De plus, les Thaïlandais ont souvent entendu les rumeurs d’un nouveau coup d’Etat. Plus important encore, la crise politique qui a existé pendant plus de cinq ans se poursuit. Les gens dans la haute société, et ceux de la classe moyenne qui ne croient pas en la démocratie, et qui méprisent les partis politiques et les politiciens, ne sont pas près de respecter la volonté du peuple. Ils n’acceptent pas la défaite de la dernière élection générale et unissent leurs forces contre le gouvernement de toutes les manières qu’ils peuvent – pacifique ou violente, ouverte ou clandestine–, appelant même à un coup d’Etat.

Cette confrontation ne peut plus être catégorisés comme un simple conflit entre les partisans ruraux de Thaksin et de l’élite fortunée de Bangkok. Elle est devenue une lutte socio-politique et idéologique entre ceux qui luttent pour la démocratie et ceux qui ont intérêt à maintenir le statu quo autocratique. Il ne peut y avoir aucun doute que la Thaïlande doive aller au-delà de la violence et œuvrer à la réconciliation nationale. Pour une solution politique immédiate, la Thaïlande a besoin d’une Commission pour l’observance de l’état de droit et d’une Commission indépendante Vérité et Réconciliation. Le nouveau gouvernement doit avoir une politique d’amnistie claire pour toutes les victimes de persécution politique et le Parlement doit s’impliquer dans l’élaboration d’une nouvelle Constitution démocratique.

°°°°°°°°°°°°°°°°°°°°°°°°°°°°°°°°°°°°°°°°°°°°°°°°°°°°°°°°°°°°°°°°°°°°° M. Jaran Ditapichai, ancien Commissaire national des droits de la Thaïlande, a été impliqué dans les mouvements populaires pour la démocratie et des droits humains depuis 40 ans. Avant le 14 Octobre 1973, il était un leader étudiant et promoteur de la démocratie contre les gouvernements militaires thaïlandais.
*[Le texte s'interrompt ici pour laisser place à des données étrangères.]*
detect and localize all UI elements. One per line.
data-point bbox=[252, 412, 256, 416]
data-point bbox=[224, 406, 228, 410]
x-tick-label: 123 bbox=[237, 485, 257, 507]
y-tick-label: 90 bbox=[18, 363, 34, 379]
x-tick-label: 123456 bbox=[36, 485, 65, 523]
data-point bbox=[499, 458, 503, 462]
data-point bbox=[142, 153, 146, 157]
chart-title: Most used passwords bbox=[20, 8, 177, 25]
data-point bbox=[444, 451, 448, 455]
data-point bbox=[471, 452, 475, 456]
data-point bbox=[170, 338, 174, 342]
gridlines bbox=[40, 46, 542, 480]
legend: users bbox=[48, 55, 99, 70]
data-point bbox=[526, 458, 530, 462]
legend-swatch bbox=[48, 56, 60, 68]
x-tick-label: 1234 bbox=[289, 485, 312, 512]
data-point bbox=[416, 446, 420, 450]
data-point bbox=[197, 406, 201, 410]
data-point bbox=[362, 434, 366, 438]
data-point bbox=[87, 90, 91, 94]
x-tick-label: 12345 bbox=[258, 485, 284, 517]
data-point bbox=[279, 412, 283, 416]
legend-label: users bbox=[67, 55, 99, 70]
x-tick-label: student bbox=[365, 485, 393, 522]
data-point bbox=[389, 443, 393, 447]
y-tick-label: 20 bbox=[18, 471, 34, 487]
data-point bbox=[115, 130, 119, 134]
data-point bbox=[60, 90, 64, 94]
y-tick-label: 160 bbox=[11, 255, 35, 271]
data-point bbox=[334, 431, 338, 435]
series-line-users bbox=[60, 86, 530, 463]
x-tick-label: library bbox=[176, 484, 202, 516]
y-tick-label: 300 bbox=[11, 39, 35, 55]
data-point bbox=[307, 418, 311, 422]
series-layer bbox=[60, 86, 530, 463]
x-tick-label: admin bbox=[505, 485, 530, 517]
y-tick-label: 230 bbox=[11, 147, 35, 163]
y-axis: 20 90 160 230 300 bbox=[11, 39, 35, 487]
Après le meurtre de masse des étudiants le 6 Octobre 1976, il rejoint le mouvement révolutionnaire dans les campagnes. Au cours des 20 dernières années, il a été un défenseur des droits humains. Il a été arrêté au Myanmar en août 1988 pour avoir défendu la démocratie. Maintenant, il est un dirigeant du Front uni pour la démocratie contre la dictature (UDD) et est sous le coup de 2 mandats d’arrêt.